- Born: 25 December 1990 (age 34) Hvidovre, Denmark

Team
- Curling club: Hvidovre CC, Hvidovre, DEN
- Skip: Rasmus Stjerne
- Third: Johnny Frederiksen
- Second: Oliver Dupont
- Lead: Troels Harry
- Alternate: Mikkel Poulsen

Curling career
- World Championship appearances: 4 (2012, 2013, 2014, 2016)
- European Championship appearances: 7 (2010, 2011, 2012, 2013, 2014, 2015, 2016)
- Olympic appearances: 1 (2014)

Medal record
Men's curling
Representing Denmark
World Curling Championships
| Silver medal – second place | 2016 Basel |  |
European Championships
| Silver medal – second place | 2010 Champéry |  |
| Bronze medal – third place | 2011 Moscow |  |
World Junior Championships
| Gold medal – first place | 2009 Vancouver |  |

= Troels Harry =

Danish curler

Troels Harry (born 25 December 1990 in Hvidovre) is a Danish curler.
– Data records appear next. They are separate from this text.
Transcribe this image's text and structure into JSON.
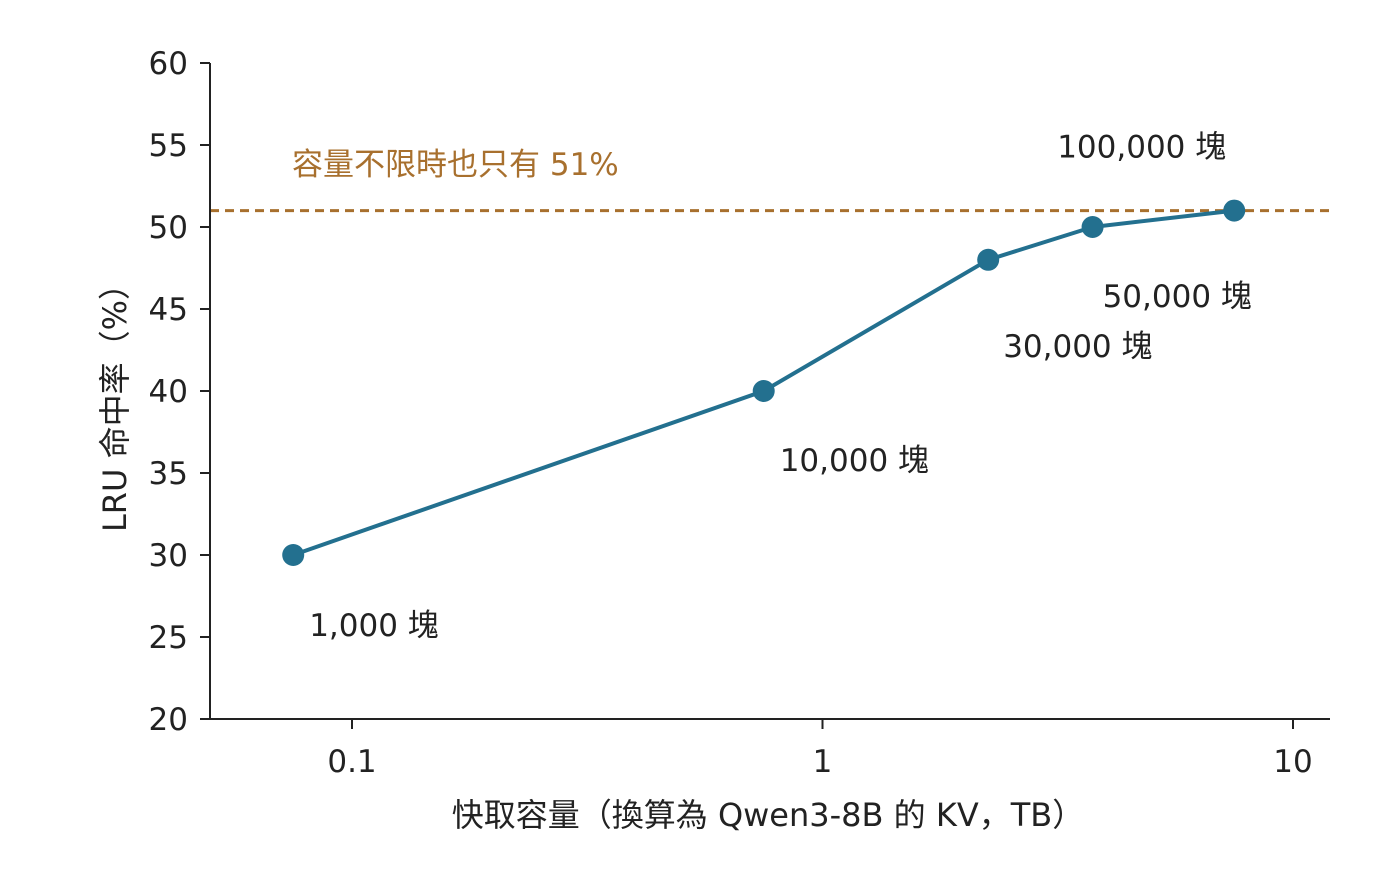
{
  "chart_data": {
    "type": "line",
    "xscale": "log",
    "xlabel": "快取容量（換算為 Qwen3-8B 的 KV，TB）",
    "ylabel": "LRU 命中率（%）",
    "xlim": [
      0.05,
      13
    ],
    "ylim": [
      20,
      60
    ],
    "xticks": [
      0.1,
      1,
      10
    ],
    "xtick_labels": [
      "0.1",
      "1",
      "10"
    ],
    "yticks": [
      20,
      25,
      30,
      35,
      40,
      45,
      50,
      55,
      60
    ],
    "ytick_labels": [
      "20",
      "25",
      "30",
      "35",
      "40",
      "45",
      "50",
      "55",
      "60"
    ],
    "series": [
      {
        "color": "#23708f",
        "points": [
          {
            "x": 0.075,
            "y": 30,
            "label": "1,000 塊"
          },
          {
            "x": 0.75,
            "y": 40,
            "label": "10,000 塊"
          },
          {
            "x": 2.25,
            "y": 48,
            "label": "30,000 塊"
          },
          {
            "x": 3.75,
            "y": 50,
            "label": "50,000 塊"
          },
          {
            "x": 7.5,
            "y": 51,
            "label": "100,000 塊"
          }
        ]
      }
    ],
    "reference_line": {
      "y": 51,
      "style": "dashed",
      "color": "#a8702e",
      "label": "容量不限時也只有 51%"
    },
    "grid": false,
    "legend": "none"
  }
}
He is a former world junior champion and four-time Danish men's champion (2012, 2013, 2014, 2016).

==Career==
Harry has represented Denmark in four World Junior Championships. He played lead for Rasmus Stjerne in 2007 and 2008, finishing fourth and seventh, respectively. In 2009, Denmark, with Harry as lead under Stjerne, made the playoffs. They were defeated by Canada in the page 1 vs. 2 game, but rebounded with a win over the United States in the semifinal and defeated Canada in the final to win the gold medal. Harry played at the lead position under Mikkel Krause at the 2010 World Junior Curling Championships, but finished in eight place.

In international play, Harry played lead for Stjerne at the 2010 European Curling Championships, and made the playoffs, where they defeated Germany and Switzerland to play Norway in the gold medal game. Norway's Thomas Ulsrud won a close game over Stjerne, leaving him the silver medal. The next year, at the 2011 European Curling Championships, the team again made the playoffs, but lost in an extra end in the page 3 vs. 4 game to the Czech Republic, relegating him to the bronze medal game. However, Denmark defeated the Czech Republic in the bronze medal game.

Harry represented Denmark at the 2012 World Men's Curling Championship in Basel, where Denmark finished outside of the playoffs. Harry represented Denmark again at the 2013 Ford World Men's Curling Championship and the 2016 World Men's Curling Championship.